To the editor. I have just been reading your article/ad on DCS Lithium battery installation in what looks like a 200 Series V8 Landcruiser. The author refers to installing two 100amp Lithium batteries in the context of one for starting and one for running accessories. I thought these Landcruisers require two starting batteries? I don’t own one but a friend who does had to install an auxiliary battery in the rear cargo area to use for fridges etc as he could not use the second starter battery for that purpose? Can you discuss or advise me, please. Kind regards. Garth.
Hello Garth. You are correct regarding the 200 Series Landcruiser battery setup however there is a little more to the story.
To the best of my knowledge, all 200 Series Cruisers up to the MY-13 model came with two starter batteries connected in parallel. I’ve never been able to find a definitive reason for this except that it may have been a requirement for Toyota markets with extremely cold temperatures. Certainly nothing like what we experience in Australia.
As a result, many owners sever the link between the two batteries and install an isolator between the two so that one becomes the starter battery and the other the auxiliary. One of the standard batteries was quite capable of starting the engine without any difficulty.
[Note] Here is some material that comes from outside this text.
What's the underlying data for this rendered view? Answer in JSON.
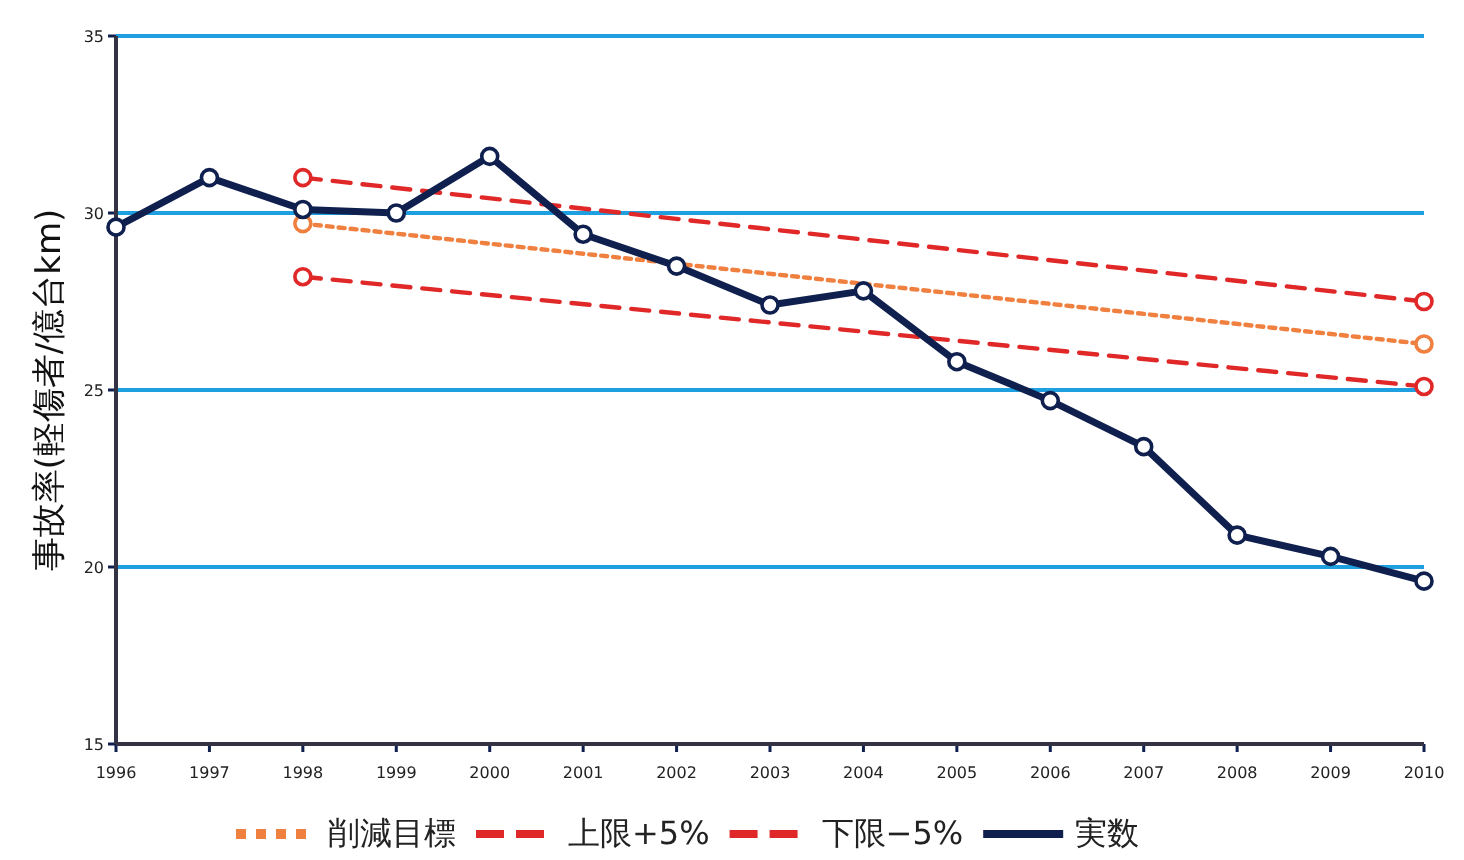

In fact, I ran my 200 Series with the standard batteries in this configuration for three years before I upgraded the batteries to larger capacity units.
Now, when the 200 Series was updated in 2015 to the MY-15 or current model, it actually shipped with a single starter battery.
Interestingly, the DCS system we featured recently actually goes back to the original setup where the two batteries are connected in parallel without an isolator. This has two benefits.
- You now have two batteries starting the engine with more than enough capacity for the task. This spreads the load and just adds to the batteries’ longevity.
- You can take full advantage of having 2 x 100ah batteries for powering your 12-volt accessories such as a fridge or inverter.
There is virtually no risk of flattening the batteries as there are now two layers of protection.
- The supplied Victron Smart Battery Protect unit cuts the power off when it reaches a pre-programmed level and ensures the batteries have sufficient capacity to start the engine.
- The batteries’ internal management system cuts the power off before a deep discharge damages the internal cells.
I know a lot of owners such as your friend with the 200 have been advised not to separate the standard batteries. I can imagine Toyota service personnel may well offer that opinion. Before I did mine, I spoke to several auto electricians and knowledgeable owners. I definitely have had no trouble with either system.
Oh and for the record, the feature was not an advertisement. I actually did pay for this conversion myself and wrote it as a genuine review.